Each of the five artists identifies to a different degree with their distinct tribal ancestry, further defined by social, cultural and geographic difference - collectively though they remain identified as Native American. While New York is now their home, the experience of being other, perhaps inevitably in a city of others (a place that is historically and geographically part of their larger home) sustains and informs their practice, especially in one that functions as a dynamic global center for contemporary art.
Through this contemporary framework the exhibition embraces the work of these artists who in turn: deploy traditional symbolism to ensure the passing forward of a continuing heritage; evoke memories of rugged landscape through material invention; question the possibility of the spiritual within a modernist tradition; echo the procedures of exchange as a performative act; and by the introduction of an adorned and embellished tree stump into a community garden creates a place to wonder and question.
How to Catch Eel and Grow Corn will be accompanied by a series of conversations between each of the individual artists and an invited guest that will similarly give space for the exchange of information: allowing for the revisiting of previous encounters, the re-evaluation of historical contexts and new perspectives to be proposed.

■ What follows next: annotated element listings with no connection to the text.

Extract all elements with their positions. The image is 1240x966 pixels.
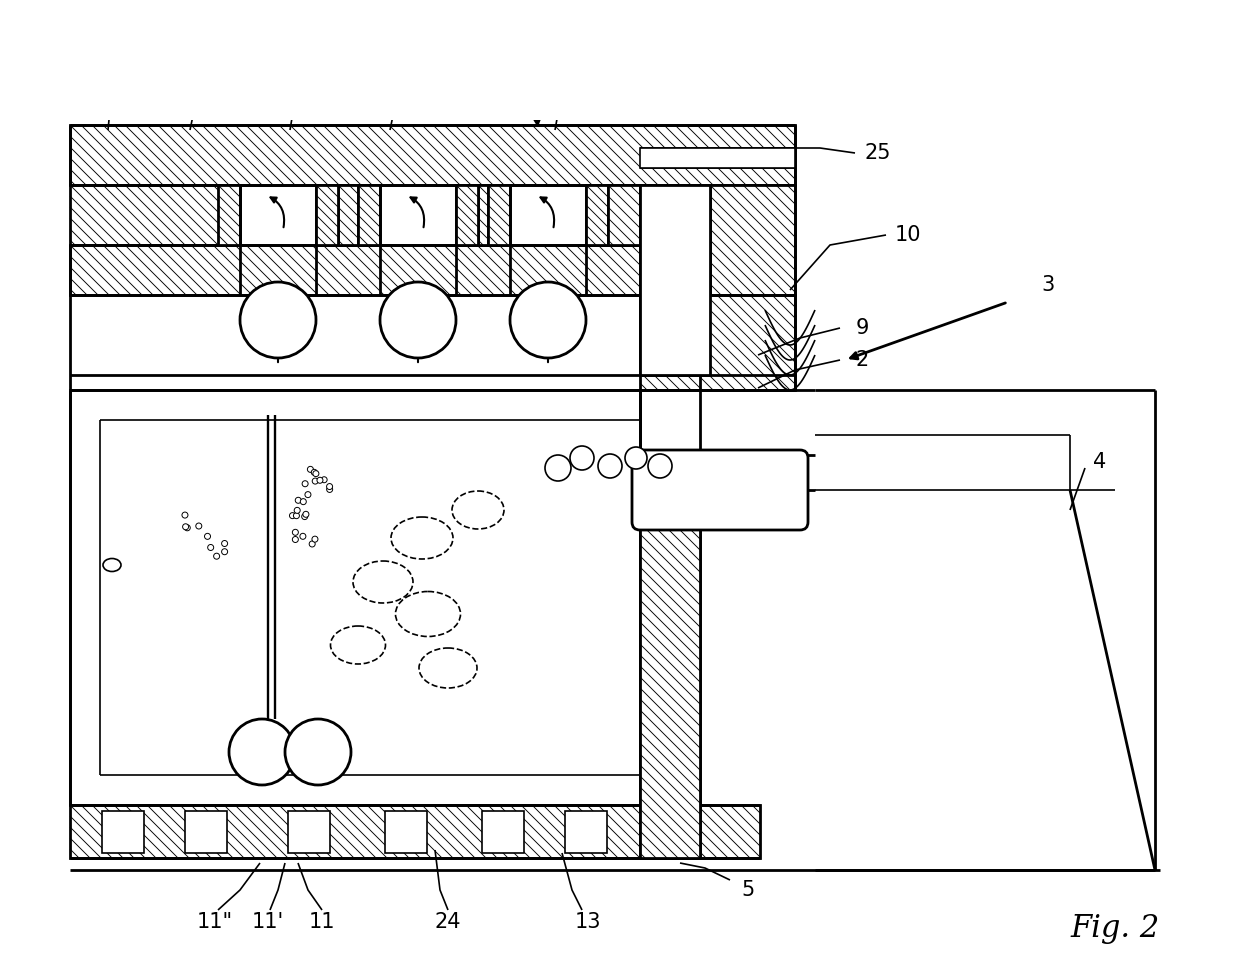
Circle shape xyxy=(312,470,319,476)
Bar xyxy=(608,185,640,245)
Circle shape xyxy=(207,545,213,551)
Circle shape xyxy=(222,549,228,554)
Bar xyxy=(456,185,477,245)
Circle shape xyxy=(305,492,311,497)
Bar xyxy=(565,810,608,853)
Bar xyxy=(0,0,68,966)
Circle shape xyxy=(295,497,301,503)
Ellipse shape xyxy=(103,558,122,572)
Circle shape xyxy=(196,523,202,529)
Circle shape xyxy=(311,469,317,475)
Circle shape xyxy=(300,533,306,539)
Text: 1: 1 xyxy=(526,33,538,53)
Bar xyxy=(69,390,640,805)
Bar xyxy=(218,185,241,245)
Bar xyxy=(477,185,489,245)
Bar xyxy=(0,0,1240,120)
Circle shape xyxy=(229,719,295,785)
Circle shape xyxy=(205,533,211,539)
Circle shape xyxy=(241,282,316,358)
Circle shape xyxy=(289,513,295,519)
Circle shape xyxy=(326,484,332,490)
Circle shape xyxy=(312,478,319,484)
Text: 13: 13 xyxy=(575,912,601,932)
Circle shape xyxy=(326,487,332,493)
Text: 11': 11' xyxy=(252,912,284,932)
Text: 14: 14 xyxy=(392,37,418,57)
Circle shape xyxy=(303,481,308,487)
Bar xyxy=(384,810,427,853)
Bar xyxy=(640,490,701,858)
Bar xyxy=(69,185,241,245)
Circle shape xyxy=(182,524,188,529)
Text: Fig. 2: Fig. 2 xyxy=(1070,913,1159,944)
Bar xyxy=(69,805,760,858)
Text: 10: 10 xyxy=(895,225,921,245)
Circle shape xyxy=(317,477,322,483)
Circle shape xyxy=(285,719,351,785)
Circle shape xyxy=(625,447,647,469)
Circle shape xyxy=(598,454,622,478)
FancyBboxPatch shape xyxy=(632,450,808,530)
Text: 9: 9 xyxy=(295,37,309,57)
Circle shape xyxy=(294,507,300,513)
Circle shape xyxy=(312,536,317,542)
Bar xyxy=(102,810,144,853)
Circle shape xyxy=(309,541,315,547)
Circle shape xyxy=(293,529,299,535)
Circle shape xyxy=(649,454,672,478)
Bar xyxy=(316,185,339,245)
Circle shape xyxy=(213,554,219,559)
Text: 2: 2 xyxy=(856,350,869,370)
Text: 3: 3 xyxy=(1042,275,1055,295)
Text: 11: 11 xyxy=(309,912,335,932)
Circle shape xyxy=(379,282,456,358)
Text: 14: 14 xyxy=(192,37,218,57)
Circle shape xyxy=(185,525,190,530)
Text: 4: 4 xyxy=(1094,452,1106,472)
Circle shape xyxy=(570,446,594,470)
Bar xyxy=(489,185,510,245)
Circle shape xyxy=(321,477,327,483)
Bar xyxy=(482,810,525,853)
Text: 25: 25 xyxy=(864,143,892,163)
Circle shape xyxy=(293,536,299,543)
Circle shape xyxy=(300,498,306,504)
Bar xyxy=(69,125,795,185)
Text: 11": 11" xyxy=(197,912,233,932)
Bar xyxy=(711,185,795,295)
Bar xyxy=(185,810,227,853)
Text: 14: 14 xyxy=(554,37,582,57)
Bar xyxy=(69,245,640,295)
Bar xyxy=(339,185,358,245)
Circle shape xyxy=(222,541,228,547)
Bar xyxy=(587,185,608,245)
Circle shape xyxy=(294,513,299,519)
Bar xyxy=(288,810,330,853)
Bar xyxy=(358,185,379,245)
Circle shape xyxy=(303,511,309,518)
Circle shape xyxy=(510,282,587,358)
Circle shape xyxy=(182,512,188,518)
Text: 24: 24 xyxy=(435,912,461,932)
Circle shape xyxy=(301,514,308,520)
Text: 5: 5 xyxy=(742,880,755,900)
Bar xyxy=(640,148,795,168)
Text: 13: 13 xyxy=(99,37,125,57)
Bar xyxy=(640,295,795,390)
Text: 9: 9 xyxy=(856,318,869,338)
Circle shape xyxy=(308,467,314,472)
Bar xyxy=(640,185,711,375)
Circle shape xyxy=(546,455,570,481)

AMERINDA is the only independent, multi-arts organization of its kind in the United States serving emerging and established Native American artists. Since its inception in 1987, AMERINDA has been offering a community of encouragement and assistance to Native American artists pursuing professional careers. AMERINDA actively promotes the indigenous perspective in the arts to a broad audience through the creation of new work in contemporary art forms: visual, literary, performing and media.